The Behaviour Gap: Simple Ways to Stop Doing Dumb Things with Money by Carl Richards
If cold logic guided financial decisions, financial responsibly and profitable portfolios might be the norm. The emotional side of our personality can often push us to act unwisely or irresponsibly leading to greater debt and poor financial returns.
Carl Richards discusses the ways our behavior negatively affects our decisions even when we know we are acting irrationally. The 24-hour financial news channels, often staffed with animated financial pundits screaming orders to buy and sell, the flood of financial magazines with suggestions for the top stocks to purchase or dump, and the large investment book section of the average bookstore can overwhelm the everyday investor and provide guidance that seems reasonable but should be ignored. In fact, the author provides insight on how to use this information, even suggesting good reasons why we might ignore it.
Addressing our personal reactions, the author identifies triggers that can engage our emotional fight-or-flight response and suggests tactics for keeping the emotional response in check. Richards also advises how to react during emotional financial waves that sweep up the media, friends, and our co-workers.

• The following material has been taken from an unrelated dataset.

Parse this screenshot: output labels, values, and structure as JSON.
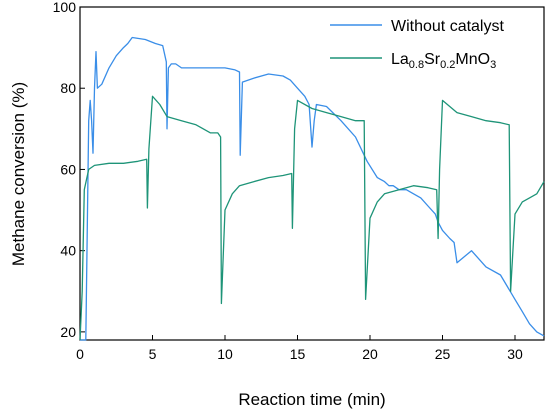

Much of his guidance runs counter to the financial industry that makes its money on financial advice (not acting on that advice – an important distinction) yet when you meditate on it, it makes perfect sense.
Richards acknowledges that some will be dissatisfied that the book does not provide a concrete blueprint for how to map ones finances and if that is what you are looking for, this book is for you. However; before getting a “blueprint” book you should read The Behavior Gap to help you wisely use any planning tools.
This book reflects my philosophy that outsmarting the market is a fool’s errand and there is no “magic stock” that hours of research will unveil to make the average investor rich. Instead of throwing up our hands and being a victim of the market, we can exercise wise judgment, act on what we can control, and behave logically (and often contrarian) to achieve sensible financial success and satisfactory financial returns.